Realistyczny obraz o nas samych. Niezwykła kompozycja o ludziach żyjących obok siebie. I "chętkach" chyba nas wszystkich, obrzydliwe. Do czego? Do lepszego? Obrzydliwe. Obraz o niezbyt "pięknych" ludziach, z pięknymi wnętrzami Nie mylić z dobrocią. O nienawiści, której nie musimy się uczyć i o tolerancji, która wymaga od nas wiele wysiłku i nauki. I ta konstytucja w tle... Uwaga spojler: kupa literek zebranych w bełkot dla idiotów i "rządzących". Piękny obraz.
A tę opinię napisał zdeklarowany mizantrop ;) więc warto obejrzeć ;)))
Krzypur, hmm, rozumiem, że zakumałeś idiotów. Rządzący to tacy, co za pomocą kupy literek zebranych w bełkot trzymają za mordę idiotów.

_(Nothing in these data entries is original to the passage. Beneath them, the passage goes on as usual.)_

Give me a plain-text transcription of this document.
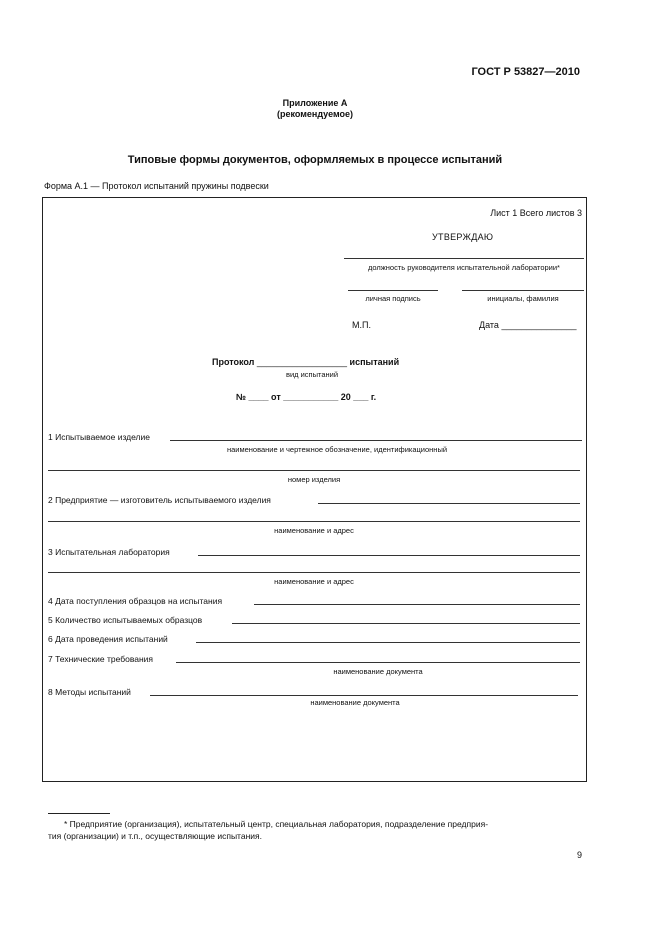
ГОСТ Р 53827—2010
Приложение А
(рекомендуемое)
Типовые формы документов, оформляемых в процессе испытаний
Форма А.1 — Протокол испытаний пружины подвески
Лист 1 Всего листов 3
УТВЕРЖДАЮ
должность руководителя испытательной лаборатории*
личная подпись	инициалы, фамилия
М.П.	Дата _______________
Протокол __________________ испытаний
вид испытаний
№ ____ от ___________ 20 ___ г.
1 Испытываемое изделие
наименование и чертежное обозначение, идентификационный
номер изделия
2 Предприятие — изготовитель испытываемого изделия
наименование и адрес
3 Испытательная лаборатория
наименование и адрес
4 Дата поступления образцов на испытания
5 Количество испытываемых образцов
6 Дата проведения испытаний
7 Технические требования
наименование документа
8 Методы испытаний
наименование документа
* Предприятие (организация), испытательный центр, специальная лаборатория, подразделение предприя-
тия (организации) и т.п., осуществляющие испытания.
9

Wyjaśniłem?
Właśnie dobrze napisałem: rządzący to stan faktyczny, bezapelacyjny, niezmienny; "rządzący" dają do myślenia, pozwalają na pomyślenie, dlaczego jakiś koleś wrzucił to słowo w cudzysłowie, może mu się klawiatura jednak nie zacięła? ;PPP
film wyśmienity a nawet wręcz rewelacyjny :) jak to jest że już nawet jugole potrafią nakręcić dobre kino a u nas w Polsce taka bryndza ?? kasy dużo nie potrzeba, liczy się dobry pomysł. później wystarczy przyzwoity scenariusz i reżyseria. i z tym chyba jest u nas największy problem. aktorów mamy nie gorszych niż śp Nebojsa Glogovac (genialny aktor - polecam również film "Klopka") natomiast z reżyserami i scenarzystami - nędza. ktoś mi wymieni choć jednego dobrego współczesnego polskiego reżysera poza Smarzowskim (mimo kontrowersji) ? Dodajmy żałosny scenariusz, marny dźwięk (odwieczny problem polskiego kina) i zęby bolą przy oglądaniu.